“Tra un suono e l’altro cerco lo spazio di un gesto, sfiorando confini che da un lato sono musica dall’altro braccio, testa, gambe.”
Come sarebbe bello rendere il suono “sospensione” e il silenzio “stabilità”. Invertire il ruolo di chi è “pausa.” Aprire un varco di ricchezza lì dove normalmente si pensa ci sia staticità, fermo, riposo.
Dove c’è più movimento? In quale lato di questa barriera posso essere danza?
L’associazione univoca suono/movimento silenzio/staticità è un baratro culturale di conformismo inespressivo.
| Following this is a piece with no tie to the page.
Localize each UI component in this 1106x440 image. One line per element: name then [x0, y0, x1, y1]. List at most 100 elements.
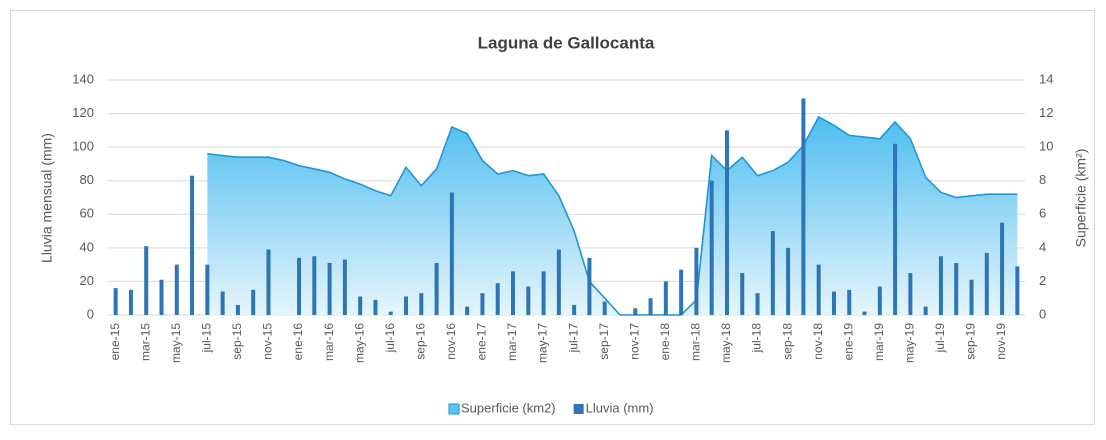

Il mio corpo sussurra, non urla. Chiama sottovoce..
Per sentirlo devo smettere tutto.
Parla piano perchè non vuole che farsi sentire da me, da me solo.
E anche se per cominciare devo fermarmi, per assottigliare un po’ l’orecchio, poi devo necessariamente donargli il mio corpo, il mio movimento.
E qui musica e silenzio coesistono.
Non so più dire dove inizia o finisce un suono,
ma so per certo che c’è musica.
So per certo che c’è silenzio.
So per certo che questa è la mia danza.
“Between one sound and another I look for the space of a gesture, touching borders that on one side are music on the other arm, head, legs.”
How nice it would be to make the sound “suspension” and the silence “stability”. Reverse the role of someone who is “pause.” Opening a gateway to richness where one normally thinks there is stillness, quiet, rest.
Where is there more movement? On which side of this barrier can it be dance?
The univocal association of sound / movement, silence / stillness is a cultural chasm of inexpressive conformity.
My body whispers, it doesn’t scream. Call softly ..
To hear it, I have to stop everything.
Speaks softly because it doesn’t want to be heard by me, by me alone.
And even if to begin with I have to stop, to thin my ear a little, then I must necessarily give it my body, my movement.
And here music and silence coexist.
I can no longer say where a sound begins or ends,
but I know for sure there is music.
I know for sure there is silence.
I know for a fact that this is my dance.